Dans la foulée, 25 juillet 1943, le Grand Conseil du fascisme démet Benito Mussolini et l’emprisonne. L’Armée allemande le libère et occupe le Nord et le Centre de l’Italie, qui deviennent la « République Sociale Italienne », alors que la zone sud reste à la monarchie, désormais soutenue par les Alliés. Benito Mussolini devient alors la cible d’absolument tout le monde, présenté comme le principal voire le seule coupable de la dérive ayant faite de l’Italie une alliée soumise à l’Allemagne nazie.
Le militaire Pietro Badoglio devient chef du gouvernement et l’Italie déclare la guerre à l’Allemagne. Cette dictature militaire de 45 jours est toutefois ambivalente ; elle n’est qu’un intermède brutal, une tentative sanglante de maintenir un fascisme sans Benito Mussolini ni discours fasciste, accompagnée de 93 morts, 536 blessés, 2276 arrestations.
Par la suite, on a une sorte de gouvernement temporaire instaurant les libertés élémentaires : la transition entre fascisme et démocratie bourgeoisie était assuré, mais sous l’égide des alliés.
Le régime fasciste s’est effondré ; il n’a pas été renversé. Il n’y aucune effusion de sang, pratiquement, dans ce qui est simplement une passation de pouvoir. Au cours de ce processus, il y a des grèves ouvrières, la presse de gauche réapparaît, des prisonniers politiques sont libérés.
Naturellement, le PCI profite énormément de cette vague populaire qui se déroule partout ; en trois semaines, il a déjà pratiquement 20 000 membres organisés. Mais lui-même appartient de manière unilatérale au courant qui veut pactiser avec les fascistes ayant rompu avec Benito Mussolini.

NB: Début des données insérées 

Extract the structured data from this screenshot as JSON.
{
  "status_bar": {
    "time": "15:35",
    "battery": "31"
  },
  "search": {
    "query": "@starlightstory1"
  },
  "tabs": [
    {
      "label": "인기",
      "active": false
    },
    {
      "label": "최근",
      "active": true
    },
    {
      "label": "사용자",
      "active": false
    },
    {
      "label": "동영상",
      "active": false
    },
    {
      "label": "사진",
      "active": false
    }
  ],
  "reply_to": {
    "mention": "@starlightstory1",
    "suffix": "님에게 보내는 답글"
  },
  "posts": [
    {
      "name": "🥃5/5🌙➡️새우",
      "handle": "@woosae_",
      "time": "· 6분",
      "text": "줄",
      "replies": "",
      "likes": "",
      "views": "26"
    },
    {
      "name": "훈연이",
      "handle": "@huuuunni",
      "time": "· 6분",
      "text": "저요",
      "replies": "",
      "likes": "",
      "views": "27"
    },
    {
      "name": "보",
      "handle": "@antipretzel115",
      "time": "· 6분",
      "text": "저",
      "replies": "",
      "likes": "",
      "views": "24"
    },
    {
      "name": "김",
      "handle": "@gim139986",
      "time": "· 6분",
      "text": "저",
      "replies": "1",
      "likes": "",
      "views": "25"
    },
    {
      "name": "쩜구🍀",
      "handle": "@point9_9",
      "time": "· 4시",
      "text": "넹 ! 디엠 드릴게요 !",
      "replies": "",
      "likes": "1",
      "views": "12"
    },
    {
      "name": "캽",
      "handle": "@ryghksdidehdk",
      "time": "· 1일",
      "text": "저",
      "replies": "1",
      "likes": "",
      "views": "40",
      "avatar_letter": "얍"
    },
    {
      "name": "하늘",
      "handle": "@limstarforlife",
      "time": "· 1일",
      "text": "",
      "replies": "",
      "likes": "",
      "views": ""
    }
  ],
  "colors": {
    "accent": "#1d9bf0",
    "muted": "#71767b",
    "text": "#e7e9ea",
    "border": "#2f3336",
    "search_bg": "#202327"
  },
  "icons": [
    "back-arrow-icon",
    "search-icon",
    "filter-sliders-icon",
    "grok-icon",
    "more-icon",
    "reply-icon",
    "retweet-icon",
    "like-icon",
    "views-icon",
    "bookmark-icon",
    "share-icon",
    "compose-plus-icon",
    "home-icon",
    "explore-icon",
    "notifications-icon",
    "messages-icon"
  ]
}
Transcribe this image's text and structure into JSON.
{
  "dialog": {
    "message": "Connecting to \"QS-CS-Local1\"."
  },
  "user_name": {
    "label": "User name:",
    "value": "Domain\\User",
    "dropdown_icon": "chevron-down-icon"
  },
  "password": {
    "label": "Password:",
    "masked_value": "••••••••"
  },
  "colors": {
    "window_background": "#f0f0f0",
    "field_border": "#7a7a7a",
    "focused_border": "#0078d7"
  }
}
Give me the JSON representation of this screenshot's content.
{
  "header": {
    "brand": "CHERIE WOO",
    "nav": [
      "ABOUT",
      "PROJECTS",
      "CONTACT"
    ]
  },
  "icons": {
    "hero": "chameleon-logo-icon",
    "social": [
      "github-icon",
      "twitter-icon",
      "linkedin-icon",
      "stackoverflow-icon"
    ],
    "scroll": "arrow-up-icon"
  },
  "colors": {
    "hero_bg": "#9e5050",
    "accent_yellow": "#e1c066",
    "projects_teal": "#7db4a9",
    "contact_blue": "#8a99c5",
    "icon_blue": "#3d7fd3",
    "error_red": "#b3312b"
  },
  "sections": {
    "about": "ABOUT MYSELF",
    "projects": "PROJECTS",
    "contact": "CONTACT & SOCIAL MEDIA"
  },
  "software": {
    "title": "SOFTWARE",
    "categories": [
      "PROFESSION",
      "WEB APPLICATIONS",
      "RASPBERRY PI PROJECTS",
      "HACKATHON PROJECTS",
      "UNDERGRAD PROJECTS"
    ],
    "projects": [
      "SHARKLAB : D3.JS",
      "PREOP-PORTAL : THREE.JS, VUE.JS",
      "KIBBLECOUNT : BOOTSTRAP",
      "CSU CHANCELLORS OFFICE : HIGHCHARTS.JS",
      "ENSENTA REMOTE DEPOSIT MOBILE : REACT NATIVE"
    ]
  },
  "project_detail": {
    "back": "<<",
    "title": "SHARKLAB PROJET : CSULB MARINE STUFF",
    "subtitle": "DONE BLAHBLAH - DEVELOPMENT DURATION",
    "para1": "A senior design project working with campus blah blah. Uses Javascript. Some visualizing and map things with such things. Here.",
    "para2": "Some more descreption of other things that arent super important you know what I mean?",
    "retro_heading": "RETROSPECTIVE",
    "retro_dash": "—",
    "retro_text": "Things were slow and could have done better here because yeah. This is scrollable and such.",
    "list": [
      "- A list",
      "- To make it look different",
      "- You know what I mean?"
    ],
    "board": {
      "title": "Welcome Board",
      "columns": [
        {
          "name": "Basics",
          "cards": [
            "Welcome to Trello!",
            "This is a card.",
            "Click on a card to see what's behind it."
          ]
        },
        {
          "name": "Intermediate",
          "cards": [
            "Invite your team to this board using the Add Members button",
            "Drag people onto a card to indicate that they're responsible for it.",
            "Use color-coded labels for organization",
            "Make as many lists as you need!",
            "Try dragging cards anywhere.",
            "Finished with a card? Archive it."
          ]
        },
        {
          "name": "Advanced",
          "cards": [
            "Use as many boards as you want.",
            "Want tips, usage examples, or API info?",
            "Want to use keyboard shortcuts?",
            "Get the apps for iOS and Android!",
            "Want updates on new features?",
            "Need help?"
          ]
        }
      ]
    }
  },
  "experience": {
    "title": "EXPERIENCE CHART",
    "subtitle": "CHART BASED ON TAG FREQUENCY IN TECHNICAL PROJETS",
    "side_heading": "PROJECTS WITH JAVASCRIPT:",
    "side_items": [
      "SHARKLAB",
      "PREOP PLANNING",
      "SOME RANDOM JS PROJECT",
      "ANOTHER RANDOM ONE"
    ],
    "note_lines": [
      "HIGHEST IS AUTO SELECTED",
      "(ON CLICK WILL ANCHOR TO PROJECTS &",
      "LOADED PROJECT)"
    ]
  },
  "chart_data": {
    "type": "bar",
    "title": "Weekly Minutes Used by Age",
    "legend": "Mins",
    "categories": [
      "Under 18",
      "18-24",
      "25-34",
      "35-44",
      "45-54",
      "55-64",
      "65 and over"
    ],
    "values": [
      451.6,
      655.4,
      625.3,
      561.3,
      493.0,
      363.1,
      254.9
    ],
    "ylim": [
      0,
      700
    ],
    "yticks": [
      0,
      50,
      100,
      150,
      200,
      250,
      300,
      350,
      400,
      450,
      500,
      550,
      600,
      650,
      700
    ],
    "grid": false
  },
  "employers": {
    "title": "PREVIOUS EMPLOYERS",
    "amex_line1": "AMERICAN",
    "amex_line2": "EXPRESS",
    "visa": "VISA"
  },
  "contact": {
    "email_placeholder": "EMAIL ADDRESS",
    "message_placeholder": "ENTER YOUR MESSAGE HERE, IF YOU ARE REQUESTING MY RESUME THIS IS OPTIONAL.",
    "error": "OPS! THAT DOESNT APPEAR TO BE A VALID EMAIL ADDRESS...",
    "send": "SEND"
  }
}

Voici ainsi les revendications faites par le PCI, de manière conjointe avec le Parti Socialiste Italien et le Partito d’Azione, parti antifasciste non communiste et non catholique, de type radical socialiste républicain et issu de Giustizia e Libertà, lors du gouvernement des 45 jours de Pietro Badoglio.
Elles sont justes, mais elles ne posent pas la question du cadre du régime : tous les partis sont républicains, mais en allant pas jusqu’à vouloir rompte avec la monarchie, ils se bloquent la formation d’un bloc du type Front populaire comme au moment de la guerre d’Espagne.
« Le PCI, le PSI et le P d’A déclarent l’entière responsabilité du « régime Badoglio » :
a) pour l’échec de la conclusion d’un armistice immédiat.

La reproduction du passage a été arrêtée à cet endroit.